Further, while the idea that we ought to take a preventative stance with respect to illness is an extremely morally plausible one, there is something suspicious about the way that “disability” is quietly being conflated with “illness.” While there is often an undeniable physical component, proponents of the social model of disability would maintain that disability differs from illness because it is, at least in part, socially constructed, and individuals can be more or less disabled depending on the structure of society. Illness, in contrast, is more of a biological fact that is independent of social factors. Accordingly, proponents of such a model would argue that there is no justification for extending the attitude of preventative medicine to individuals with physical impairments because their problems are social rather than medical. In addition, social factors are likely responsible for why the lives of people with disabilities are perceived as “not good,” and their lives could, therefore, be seen as better if society were structured in a different way.

-Caroline Lyster

  • Chenier, N. (2013).

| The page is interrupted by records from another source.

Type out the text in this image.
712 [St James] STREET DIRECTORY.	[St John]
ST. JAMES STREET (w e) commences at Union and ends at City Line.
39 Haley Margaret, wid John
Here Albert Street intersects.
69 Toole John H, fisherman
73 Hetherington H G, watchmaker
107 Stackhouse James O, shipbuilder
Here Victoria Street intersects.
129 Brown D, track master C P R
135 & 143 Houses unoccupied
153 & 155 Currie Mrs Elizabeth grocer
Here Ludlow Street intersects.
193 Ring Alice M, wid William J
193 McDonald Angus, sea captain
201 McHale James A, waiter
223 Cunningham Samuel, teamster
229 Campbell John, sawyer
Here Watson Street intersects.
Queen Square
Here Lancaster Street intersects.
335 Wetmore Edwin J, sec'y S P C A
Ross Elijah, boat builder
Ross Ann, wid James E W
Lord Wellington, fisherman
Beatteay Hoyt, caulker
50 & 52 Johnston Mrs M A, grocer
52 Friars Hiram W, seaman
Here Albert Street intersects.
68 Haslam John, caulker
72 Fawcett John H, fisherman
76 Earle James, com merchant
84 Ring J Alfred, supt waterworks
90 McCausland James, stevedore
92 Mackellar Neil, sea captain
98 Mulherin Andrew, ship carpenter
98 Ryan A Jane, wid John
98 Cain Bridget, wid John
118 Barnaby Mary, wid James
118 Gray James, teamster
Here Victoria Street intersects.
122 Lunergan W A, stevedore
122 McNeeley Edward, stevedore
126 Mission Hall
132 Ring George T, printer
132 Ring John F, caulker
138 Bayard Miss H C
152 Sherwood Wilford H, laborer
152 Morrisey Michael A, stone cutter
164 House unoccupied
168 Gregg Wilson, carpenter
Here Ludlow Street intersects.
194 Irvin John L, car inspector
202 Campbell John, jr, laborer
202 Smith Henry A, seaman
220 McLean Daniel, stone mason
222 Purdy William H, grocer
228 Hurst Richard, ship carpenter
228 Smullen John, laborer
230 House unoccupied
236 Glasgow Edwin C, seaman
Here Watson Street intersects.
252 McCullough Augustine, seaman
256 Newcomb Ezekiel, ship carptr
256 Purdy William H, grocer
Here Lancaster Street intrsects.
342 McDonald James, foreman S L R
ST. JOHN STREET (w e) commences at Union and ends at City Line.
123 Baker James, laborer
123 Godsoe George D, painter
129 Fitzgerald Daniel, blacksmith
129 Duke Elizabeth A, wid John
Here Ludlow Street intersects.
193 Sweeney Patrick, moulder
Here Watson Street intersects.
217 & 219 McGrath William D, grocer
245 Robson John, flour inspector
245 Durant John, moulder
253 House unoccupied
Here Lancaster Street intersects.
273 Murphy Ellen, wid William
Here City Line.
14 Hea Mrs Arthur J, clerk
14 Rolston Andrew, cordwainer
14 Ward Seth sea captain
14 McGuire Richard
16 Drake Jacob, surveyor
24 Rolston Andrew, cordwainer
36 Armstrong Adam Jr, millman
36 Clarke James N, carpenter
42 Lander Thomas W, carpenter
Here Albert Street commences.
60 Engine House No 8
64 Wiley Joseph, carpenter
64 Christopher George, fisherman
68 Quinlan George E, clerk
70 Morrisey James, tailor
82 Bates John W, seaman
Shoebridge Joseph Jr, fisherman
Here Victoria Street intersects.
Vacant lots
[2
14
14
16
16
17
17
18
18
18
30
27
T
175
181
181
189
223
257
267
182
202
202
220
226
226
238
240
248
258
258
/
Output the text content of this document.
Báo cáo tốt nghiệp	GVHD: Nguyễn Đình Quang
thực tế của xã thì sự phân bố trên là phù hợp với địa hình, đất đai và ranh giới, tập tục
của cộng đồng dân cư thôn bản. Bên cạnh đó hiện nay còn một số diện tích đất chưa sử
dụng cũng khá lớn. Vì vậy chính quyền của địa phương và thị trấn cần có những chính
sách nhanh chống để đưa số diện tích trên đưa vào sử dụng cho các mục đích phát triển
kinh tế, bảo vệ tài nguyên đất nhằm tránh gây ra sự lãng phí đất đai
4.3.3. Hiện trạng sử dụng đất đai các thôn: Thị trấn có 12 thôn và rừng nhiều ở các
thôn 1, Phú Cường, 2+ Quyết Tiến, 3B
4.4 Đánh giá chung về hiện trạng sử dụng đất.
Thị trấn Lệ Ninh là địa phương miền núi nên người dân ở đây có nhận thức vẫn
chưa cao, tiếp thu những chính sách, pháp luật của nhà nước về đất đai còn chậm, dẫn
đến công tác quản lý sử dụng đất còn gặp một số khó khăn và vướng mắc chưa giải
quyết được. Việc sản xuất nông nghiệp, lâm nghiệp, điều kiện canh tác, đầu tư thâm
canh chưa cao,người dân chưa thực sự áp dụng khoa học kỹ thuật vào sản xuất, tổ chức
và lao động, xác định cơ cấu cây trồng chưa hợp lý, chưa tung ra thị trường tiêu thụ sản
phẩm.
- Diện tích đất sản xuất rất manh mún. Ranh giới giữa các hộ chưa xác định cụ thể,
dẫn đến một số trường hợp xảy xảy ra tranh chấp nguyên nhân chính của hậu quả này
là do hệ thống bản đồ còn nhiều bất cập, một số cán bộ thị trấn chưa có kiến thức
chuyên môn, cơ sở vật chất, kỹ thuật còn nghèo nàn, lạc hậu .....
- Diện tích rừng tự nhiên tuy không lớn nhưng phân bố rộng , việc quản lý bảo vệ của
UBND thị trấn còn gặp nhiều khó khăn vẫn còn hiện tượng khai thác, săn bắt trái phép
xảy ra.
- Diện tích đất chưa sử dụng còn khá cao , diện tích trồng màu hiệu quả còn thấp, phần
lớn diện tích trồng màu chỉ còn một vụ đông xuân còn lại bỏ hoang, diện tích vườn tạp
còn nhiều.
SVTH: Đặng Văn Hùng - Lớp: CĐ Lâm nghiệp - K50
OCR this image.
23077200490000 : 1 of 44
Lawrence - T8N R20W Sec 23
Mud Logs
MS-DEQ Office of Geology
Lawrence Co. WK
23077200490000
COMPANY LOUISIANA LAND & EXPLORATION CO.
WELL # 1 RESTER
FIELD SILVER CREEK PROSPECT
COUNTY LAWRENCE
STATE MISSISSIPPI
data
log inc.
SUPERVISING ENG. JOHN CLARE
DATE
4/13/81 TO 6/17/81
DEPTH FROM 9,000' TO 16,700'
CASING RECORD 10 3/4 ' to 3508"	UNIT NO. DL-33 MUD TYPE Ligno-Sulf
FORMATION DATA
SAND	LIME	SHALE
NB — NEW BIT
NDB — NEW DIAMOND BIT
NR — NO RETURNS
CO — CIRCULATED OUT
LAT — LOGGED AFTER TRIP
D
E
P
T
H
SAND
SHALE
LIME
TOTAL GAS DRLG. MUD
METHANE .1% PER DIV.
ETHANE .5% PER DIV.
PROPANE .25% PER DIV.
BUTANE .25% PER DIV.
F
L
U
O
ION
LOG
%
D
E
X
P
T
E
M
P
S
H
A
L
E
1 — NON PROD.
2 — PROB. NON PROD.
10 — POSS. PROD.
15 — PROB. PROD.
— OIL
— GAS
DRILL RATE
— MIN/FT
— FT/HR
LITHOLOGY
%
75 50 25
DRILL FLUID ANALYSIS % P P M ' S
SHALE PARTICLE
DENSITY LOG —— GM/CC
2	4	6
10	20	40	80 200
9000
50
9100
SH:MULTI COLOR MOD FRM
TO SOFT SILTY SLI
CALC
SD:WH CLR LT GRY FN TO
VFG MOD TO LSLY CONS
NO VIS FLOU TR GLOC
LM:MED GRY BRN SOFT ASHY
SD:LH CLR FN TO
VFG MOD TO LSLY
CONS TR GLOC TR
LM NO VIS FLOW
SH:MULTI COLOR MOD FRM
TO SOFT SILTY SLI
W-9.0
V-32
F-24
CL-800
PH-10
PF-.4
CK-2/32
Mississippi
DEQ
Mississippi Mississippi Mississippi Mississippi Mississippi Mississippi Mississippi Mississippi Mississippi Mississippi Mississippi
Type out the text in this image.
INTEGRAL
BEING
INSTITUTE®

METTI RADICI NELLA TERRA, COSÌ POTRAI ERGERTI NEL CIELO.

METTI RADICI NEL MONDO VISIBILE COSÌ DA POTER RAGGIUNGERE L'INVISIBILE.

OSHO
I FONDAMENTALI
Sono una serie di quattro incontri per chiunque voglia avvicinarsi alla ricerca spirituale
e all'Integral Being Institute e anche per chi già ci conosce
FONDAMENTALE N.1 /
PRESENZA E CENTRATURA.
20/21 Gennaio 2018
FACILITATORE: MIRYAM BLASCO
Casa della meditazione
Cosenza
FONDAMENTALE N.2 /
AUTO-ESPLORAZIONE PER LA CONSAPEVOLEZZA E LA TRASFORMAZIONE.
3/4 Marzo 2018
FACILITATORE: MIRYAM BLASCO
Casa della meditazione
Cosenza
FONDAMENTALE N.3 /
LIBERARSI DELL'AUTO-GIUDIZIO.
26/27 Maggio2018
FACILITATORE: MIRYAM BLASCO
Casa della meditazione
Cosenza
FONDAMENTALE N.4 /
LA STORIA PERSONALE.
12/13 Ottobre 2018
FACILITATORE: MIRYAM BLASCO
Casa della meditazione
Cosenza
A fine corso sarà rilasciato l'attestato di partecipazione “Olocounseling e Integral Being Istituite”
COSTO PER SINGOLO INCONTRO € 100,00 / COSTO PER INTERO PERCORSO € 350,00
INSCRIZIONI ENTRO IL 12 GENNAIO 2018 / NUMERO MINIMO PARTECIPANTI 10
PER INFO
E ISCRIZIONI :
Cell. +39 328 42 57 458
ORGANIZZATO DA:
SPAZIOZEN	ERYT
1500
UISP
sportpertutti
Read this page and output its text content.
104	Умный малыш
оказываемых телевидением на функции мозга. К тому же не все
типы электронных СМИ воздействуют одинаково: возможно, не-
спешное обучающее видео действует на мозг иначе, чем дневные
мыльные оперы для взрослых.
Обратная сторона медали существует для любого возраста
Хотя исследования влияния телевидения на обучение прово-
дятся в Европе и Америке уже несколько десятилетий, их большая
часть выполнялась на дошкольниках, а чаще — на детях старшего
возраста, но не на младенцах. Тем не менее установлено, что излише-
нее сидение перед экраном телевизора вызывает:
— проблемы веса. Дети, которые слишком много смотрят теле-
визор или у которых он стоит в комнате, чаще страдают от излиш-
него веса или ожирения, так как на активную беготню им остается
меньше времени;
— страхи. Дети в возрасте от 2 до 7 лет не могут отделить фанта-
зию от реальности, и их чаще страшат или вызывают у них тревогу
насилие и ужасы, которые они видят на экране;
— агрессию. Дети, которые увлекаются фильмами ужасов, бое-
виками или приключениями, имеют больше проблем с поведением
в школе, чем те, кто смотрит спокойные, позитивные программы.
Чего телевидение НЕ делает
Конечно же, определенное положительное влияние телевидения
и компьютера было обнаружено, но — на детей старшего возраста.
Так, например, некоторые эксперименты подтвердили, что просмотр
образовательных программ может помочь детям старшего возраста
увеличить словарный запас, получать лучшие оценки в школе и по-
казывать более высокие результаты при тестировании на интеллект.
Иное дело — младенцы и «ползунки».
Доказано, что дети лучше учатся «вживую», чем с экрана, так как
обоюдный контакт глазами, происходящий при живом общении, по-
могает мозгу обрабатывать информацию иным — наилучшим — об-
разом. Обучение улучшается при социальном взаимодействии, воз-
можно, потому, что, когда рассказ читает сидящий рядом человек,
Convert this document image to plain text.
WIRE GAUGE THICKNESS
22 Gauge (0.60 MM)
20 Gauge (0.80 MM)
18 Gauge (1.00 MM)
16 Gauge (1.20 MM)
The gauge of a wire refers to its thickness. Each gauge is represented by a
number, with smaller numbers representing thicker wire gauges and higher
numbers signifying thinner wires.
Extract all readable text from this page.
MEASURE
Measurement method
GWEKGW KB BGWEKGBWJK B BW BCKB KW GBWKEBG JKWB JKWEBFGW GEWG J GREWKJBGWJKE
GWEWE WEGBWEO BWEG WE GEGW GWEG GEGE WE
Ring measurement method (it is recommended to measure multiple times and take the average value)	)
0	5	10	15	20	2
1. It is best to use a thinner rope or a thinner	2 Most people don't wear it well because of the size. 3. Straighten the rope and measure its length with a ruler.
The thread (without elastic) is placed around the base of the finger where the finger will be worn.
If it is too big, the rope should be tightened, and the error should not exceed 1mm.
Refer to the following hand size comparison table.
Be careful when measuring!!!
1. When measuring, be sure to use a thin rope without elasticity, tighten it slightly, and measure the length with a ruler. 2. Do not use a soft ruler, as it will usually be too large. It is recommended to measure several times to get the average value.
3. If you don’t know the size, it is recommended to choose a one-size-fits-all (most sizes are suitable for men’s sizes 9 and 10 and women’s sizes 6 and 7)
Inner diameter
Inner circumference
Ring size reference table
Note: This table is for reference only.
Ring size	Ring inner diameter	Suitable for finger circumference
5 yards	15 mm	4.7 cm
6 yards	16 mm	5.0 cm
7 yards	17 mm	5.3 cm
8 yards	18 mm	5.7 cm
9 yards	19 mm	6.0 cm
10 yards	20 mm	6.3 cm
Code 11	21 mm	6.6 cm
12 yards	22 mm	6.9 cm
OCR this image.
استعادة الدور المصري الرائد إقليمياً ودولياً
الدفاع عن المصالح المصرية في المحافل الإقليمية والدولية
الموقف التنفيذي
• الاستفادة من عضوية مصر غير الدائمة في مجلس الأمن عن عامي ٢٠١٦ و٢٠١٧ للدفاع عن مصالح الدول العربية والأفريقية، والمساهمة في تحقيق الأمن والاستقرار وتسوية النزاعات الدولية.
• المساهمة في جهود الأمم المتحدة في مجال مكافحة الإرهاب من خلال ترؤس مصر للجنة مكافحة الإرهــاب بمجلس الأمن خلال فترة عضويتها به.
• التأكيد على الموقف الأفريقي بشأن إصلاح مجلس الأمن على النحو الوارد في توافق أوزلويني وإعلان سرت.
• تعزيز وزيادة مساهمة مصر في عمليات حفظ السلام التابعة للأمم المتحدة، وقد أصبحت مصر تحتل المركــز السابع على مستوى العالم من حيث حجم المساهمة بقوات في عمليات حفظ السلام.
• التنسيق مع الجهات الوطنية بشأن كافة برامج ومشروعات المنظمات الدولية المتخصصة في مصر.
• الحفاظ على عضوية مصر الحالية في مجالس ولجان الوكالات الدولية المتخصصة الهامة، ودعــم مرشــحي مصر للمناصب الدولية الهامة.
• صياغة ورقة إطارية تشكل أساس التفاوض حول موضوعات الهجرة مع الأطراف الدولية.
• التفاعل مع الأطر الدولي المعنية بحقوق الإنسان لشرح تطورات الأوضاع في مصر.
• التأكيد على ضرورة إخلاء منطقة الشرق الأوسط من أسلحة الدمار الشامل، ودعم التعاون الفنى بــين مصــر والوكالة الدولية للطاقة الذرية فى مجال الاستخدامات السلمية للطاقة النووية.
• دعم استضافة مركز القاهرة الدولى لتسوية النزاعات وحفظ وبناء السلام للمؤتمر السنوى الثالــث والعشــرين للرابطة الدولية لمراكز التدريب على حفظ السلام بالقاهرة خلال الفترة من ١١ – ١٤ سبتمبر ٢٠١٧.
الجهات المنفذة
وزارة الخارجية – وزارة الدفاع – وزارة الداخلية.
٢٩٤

Reproductive Technologies: Royal Commission Final Report. In J. Fisher (Ed.),Biomedical Ethics: A Canadian Focus (2nd edition). Don Mills: Oxford University Press.

  • Hampton, J. S. (2005). Family eugenics. Disability and Society, 20(5), 553-561

  • Plotz, D. (2001, February 8). The ‘Genius Babies,’ and How They Grew. Slate. Retrieved from: http://www.slate.com/articles/life/seed/2001/02/the_genius_babies_and_how_they_grew.html.

  • Saletan, W. (2010, March 29). The Egg Market. Slate. Retrieved May 2014 from: http://www.slate.com/articles/health_and_science/human_nature/2010/03/the_egg_market.html.

  • Spriggs, M. (2002). Lesbian couple create a child who is deaf like them. Journal of Medical Ethics, 28(5), 283.